El estudio señala que hay muy poca tolerancia al indígena sobre todo entre los jóvenes. Al preguntar a los alumnos preparatorianos si un maestro indígena les llegase a dar clase ¿qué pensarían?, la mayoría respondió: "que se equivocó de lugar y que está confundido".

No es una sorpresa que Nuevo León muestre tales niveles de malestar mental, incultura y racismo. Ya en 2014 ocupaba el primer lugar del Consejo Nacional para Prevenir la Discriminación (Conapred), y en 2016 la entidad acumulaba el mayor número de quejas por discriminación presentado ante el Conapred.

Encima de lo anterior mientras en Nuevo León El Bronco azuza a los maestros a ponerles la mano encima a sus alumnos ("agarrar la chancla") sin temor a ser demandados (medida escandalosa que en Monterrey no movió las cejas de nadie), en la Ciudad de México, la Unicef, el Gobierno Federal y el de Mancera firman un acuerdo para prevenir el maltrato infantil en las aulas. En cambio en Nuevo León el gobernador lo promueve entre los maestros, ofreciéndoles protección.

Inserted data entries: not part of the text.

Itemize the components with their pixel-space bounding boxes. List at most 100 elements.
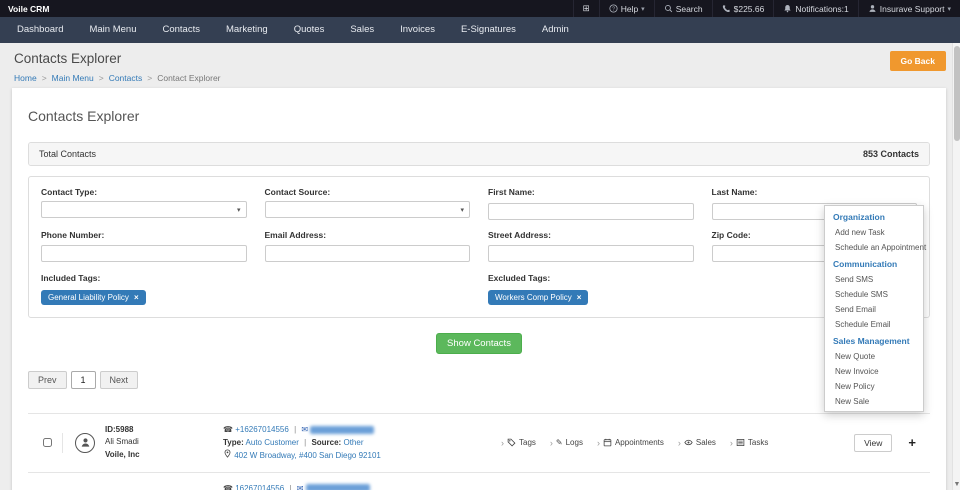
nav-item-sales[interactable]: Sales — [337, 17, 387, 43]
contact-type-value[interactable]: Auto Customer — [246, 438, 299, 447]
contact-id: ID:5988 — [105, 424, 134, 434]
help-menu[interactable]: ? Help ▾ — [598, 0, 654, 17]
phone-icon: ☎ — [223, 425, 233, 434]
menu-item-new-policy[interactable]: New Policy — [825, 379, 923, 394]
menu-item-new-sale[interactable]: New Sale — [825, 394, 923, 409]
contact-company: Voile, Inc — [105, 450, 140, 460]
menu-item-send-email[interactable]: Send Email — [825, 302, 923, 317]
tag-label: Workers Comp Policy — [495, 293, 572, 302]
contact-type-select[interactable]: ▾ — [41, 201, 247, 218]
contact-phone-link[interactable]: +16267014556 — [235, 425, 289, 434]
email-address-input[interactable] — [264, 245, 470, 262]
excluded-tag-chip[interactable]: Workers Comp Policy × — [488, 290, 589, 305]
first-name-label: First Name: — [488, 187, 535, 197]
card-heading: Contacts Explorer — [28, 108, 140, 124]
menu-item-add-new-task[interactable]: Add new Task — [825, 225, 923, 240]
task-list-icon — [736, 438, 745, 447]
street-address-input[interactable] — [488, 245, 694, 262]
phone-number-input[interactable] — [41, 245, 247, 262]
next-page-button[interactable]: Next — [99, 371, 139, 389]
pagination: Prev 1 Next — [28, 371, 930, 389]
search-button[interactable]: Search — [653, 0, 712, 17]
chevron-right-icon: › — [596, 437, 600, 448]
nav-item-quotes[interactable]: Quotes — [281, 17, 338, 43]
breadcrumb-home[interactable]: Home — [14, 73, 37, 83]
notifications-label: Notifications:1 — [795, 3, 849, 14]
contact-checkbox[interactable] — [43, 438, 52, 448]
contact-name: Ali Smadi — [105, 437, 139, 447]
menu-item-schedule-sms[interactable]: Schedule SMS — [825, 287, 923, 302]
first-name-input[interactable] — [488, 202, 694, 220]
chevron-down-icon: ▾ — [460, 206, 464, 214]
avatar — [75, 432, 95, 453]
go-back-button[interactable]: Go Back — [889, 51, 946, 71]
sales-action[interactable]: › Sales — [678, 438, 716, 448]
nav-item-marketing[interactable]: Marketing — [213, 17, 281, 43]
notifications-button[interactable]: Notifications:1 — [773, 0, 857, 17]
last-name-label: Last Name: — [711, 187, 758, 197]
contact-phone-link[interactable]: 16267014556 — [235, 484, 284, 490]
page-1-button[interactable]: 1 — [70, 371, 96, 389]
remove-tag-icon[interactable]: × — [577, 293, 582, 302]
show-contacts-button[interactable]: Show Contacts — [436, 333, 522, 354]
brand-logo[interactable]: Voile CRM — [8, 4, 49, 14]
contact-email-redacted[interactable] — [305, 484, 370, 490]
menu-section-sales-management: Sales Management — [833, 335, 910, 346]
breadcrumb-contacts[interactable]: Contacts — [109, 73, 143, 83]
total-contacts-label: Total Contacts — [39, 149, 97, 159]
phone-icon: ☎ — [223, 483, 233, 490]
scrollbar-thumb[interactable] — [954, 46, 960, 141]
email-address-label: Email Address: — [264, 229, 327, 240]
contact-source-select[interactable]: ▾ — [264, 201, 470, 218]
page-header: Contacts Explorer Home > Main Menu > Con… — [0, 43, 960, 83]
contact-source-value[interactable]: Other — [343, 438, 363, 447]
prev-page-button[interactable]: Prev — [28, 371, 67, 389]
chevron-right-icon: › — [549, 437, 553, 448]
apps-grid-button[interactable]: ⊞ — [572, 0, 599, 17]
menu-item-new-quote[interactable]: New Quote — [825, 349, 923, 364]
menu-item-schedule-email[interactable]: Schedule Email — [825, 317, 923, 332]
source-label: Source: — [311, 438, 342, 448]
chevron-down-icon: ▾ — [236, 206, 241, 214]
logs-action[interactable]: › ✎ Logs — [550, 438, 583, 448]
chevron-right-icon: › — [501, 437, 504, 448]
menu-item-schedule-appointment[interactable]: Schedule an Appointment — [825, 240, 926, 255]
view-button[interactable]: View — [854, 433, 893, 452]
topbar-right: ⊞ ? Help ▾ Search $225.66 Notifications:… — [572, 0, 960, 17]
contact-address-link[interactable]: 402 W Broadway, #400 San Diego 92101 — [234, 451, 381, 460]
total-contacts-value: 853 Contacts — [862, 149, 919, 159]
row-actions: › Tags › ✎ Logs › Appointments › Sales ›… — [501, 438, 768, 448]
row-plus-button[interactable]: + — [908, 435, 916, 450]
total-contacts-panel: Total Contacts 853 Contacts — [28, 142, 930, 166]
contact-email-redacted[interactable] — [310, 425, 375, 434]
contact-source-label: Contact Source: — [264, 187, 331, 197]
nav-item-contacts[interactable]: Contacts — [149, 17, 213, 43]
nav-item-dashboard[interactable]: Dashboard — [4, 17, 76, 43]
nav-item-invoices[interactable]: Invoices — [387, 17, 448, 43]
nav-item-main-menu[interactable]: Main Menu — [76, 17, 149, 43]
contacts-explorer-card: Contacts Explorer Total Contacts 853 Con… — [12, 88, 946, 490]
balance-button[interactable]: $225.66 — [711, 0, 774, 17]
chevron-down-icon: ▾ — [947, 5, 951, 13]
nav-item-esignatures[interactable]: E-Signatures — [448, 17, 529, 43]
filters-panel: Contact Type: ▾ Contact Source: ▾ First … — [28, 176, 930, 318]
included-tag-chip[interactable]: General Liability Policy × — [41, 290, 146, 305]
app-screen: Voile CRM ⊞ ? Help ▾ Search $225.66 Noti… — [0, 0, 960, 490]
vertical-scrollbar[interactable]: ▼ — [952, 43, 960, 490]
envelope-icon: ✉ — [296, 483, 304, 490]
appointments-action[interactable]: › Appointments — [597, 438, 664, 448]
user-menu[interactable]: Insurave Support ▾ — [857, 0, 960, 17]
tags-action[interactable]: › Tags — [501, 438, 536, 448]
menu-item-new-invoice[interactable]: New Invoice — [825, 364, 923, 379]
nav-item-admin[interactable]: Admin — [529, 17, 582, 43]
menu-item-send-sms[interactable]: Send SMS — [825, 272, 923, 287]
user-icon — [868, 4, 877, 13]
tasks-action[interactable]: › Tasks — [730, 438, 768, 448]
search-icon — [664, 4, 673, 13]
balance-value: $225.66 — [733, 3, 765, 14]
separator: | — [289, 483, 292, 490]
breadcrumb-main-menu[interactable]: Main Menu — [52, 73, 94, 83]
remove-tag-icon[interactable]: × — [134, 293, 139, 302]
phone-credit-icon — [722, 4, 731, 13]
scroll-down-arrow[interactable]: ▼ — [953, 479, 960, 490]
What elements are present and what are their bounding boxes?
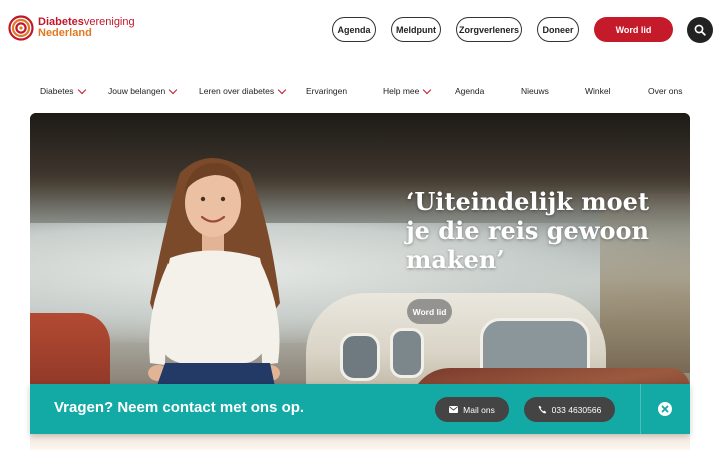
main-nav: Diabetes Jouw belangen Leren over diabet… [0, 80, 720, 102]
chevron-down-icon [168, 85, 178, 94]
hero-quote: ‘Uiteindelijk moet je die reis gewoon ma… [406, 187, 650, 274]
nav-item-label: Agenda [455, 86, 485, 96]
hero-word-lid-button[interactable]: Word lid [407, 299, 452, 324]
logo[interactable]: Diabetesvereniging Nederland [8, 15, 135, 41]
contact-bar-divider [640, 384, 641, 434]
nav-item-nieuws[interactable]: Nieuws [521, 86, 549, 96]
logo-text: Diabetesvereniging Nederland [38, 17, 135, 39]
meldpunt-button[interactable]: Meldpunt [391, 17, 441, 42]
hero-caravan-window [390, 328, 424, 378]
nav-item-label: Leren over diabetes [199, 86, 275, 96]
phone-button-label: 033 4630566 [551, 404, 602, 415]
phone-button[interactable]: 033 4630566 [524, 397, 615, 422]
nav-item-label: Over ons [648, 86, 683, 96]
nav-item-label: Winkel [585, 86, 611, 96]
site-header: Diabetesvereniging Nederland Agenda Meld… [0, 0, 720, 60]
nav-item-label: Diabetes [40, 86, 74, 96]
hero-caravan-window [340, 333, 380, 381]
nav-item-leren-over-diabetes[interactable]: Leren over diabetes [199, 85, 287, 96]
nav-item-diabetes[interactable]: Diabetes [40, 85, 86, 96]
nav-item-label: Nieuws [521, 86, 549, 96]
nav-item-label: Ervaringen [306, 86, 348, 96]
page-content-peek [30, 434, 690, 450]
zorgverleners-button[interactable]: Zorgverleners [456, 17, 522, 42]
nav-item-over-ons[interactable]: Over ons [648, 86, 683, 96]
chevron-down-icon [423, 85, 432, 94]
chevron-down-icon [277, 85, 287, 94]
nav-item-label: Help mee [383, 86, 420, 96]
nav-item-winkel[interactable]: Winkel [585, 86, 611, 96]
search-icon [694, 24, 706, 36]
chevron-down-icon [77, 85, 86, 94]
nav-item-ervaringen[interactable]: Ervaringen [306, 86, 347, 96]
mail-button[interactable]: Mail ons [435, 397, 509, 422]
mail-button-label: Mail ons [463, 404, 495, 415]
close-button[interactable] [658, 402, 672, 416]
nav-item-help-mee[interactable]: Help mee [383, 85, 432, 96]
word-lid-button[interactable]: Word lid [594, 17, 673, 42]
agenda-button[interactable]: Agenda [332, 17, 376, 42]
contact-bar-text: Vragen? Neem contact met ons op. [54, 399, 305, 416]
doneer-button[interactable]: Doneer [537, 17, 579, 42]
nav-item-label: Jouw belangen [108, 86, 166, 96]
phone-icon [538, 405, 546, 414]
close-icon [661, 405, 669, 413]
mail-icon [449, 406, 459, 413]
search-button[interactable] [687, 17, 713, 43]
logo-word-nederland: Nederland [38, 27, 92, 39]
contact-bar: Vragen? Neem contact met ons op. Mail on… [30, 384, 690, 434]
logo-rings-icon [8, 15, 34, 41]
nav-item-agenda[interactable]: Agenda [455, 86, 484, 96]
nav-item-jouw-belangen[interactable]: Jouw belangen [108, 85, 178, 96]
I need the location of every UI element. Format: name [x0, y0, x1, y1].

Ocupada como ha estado la iniciativa privada en promover supuestas bondades (ya hace mucho inexistentes) de una "marca Monterrey" de plástico, ignorando los síntomas de agudo malestar social, y con el gobierno ausente de las señales de grave deterioro ciudadano, la otrora orgullosa Sultana se encamina hoy a la indigencia en todos sentidos.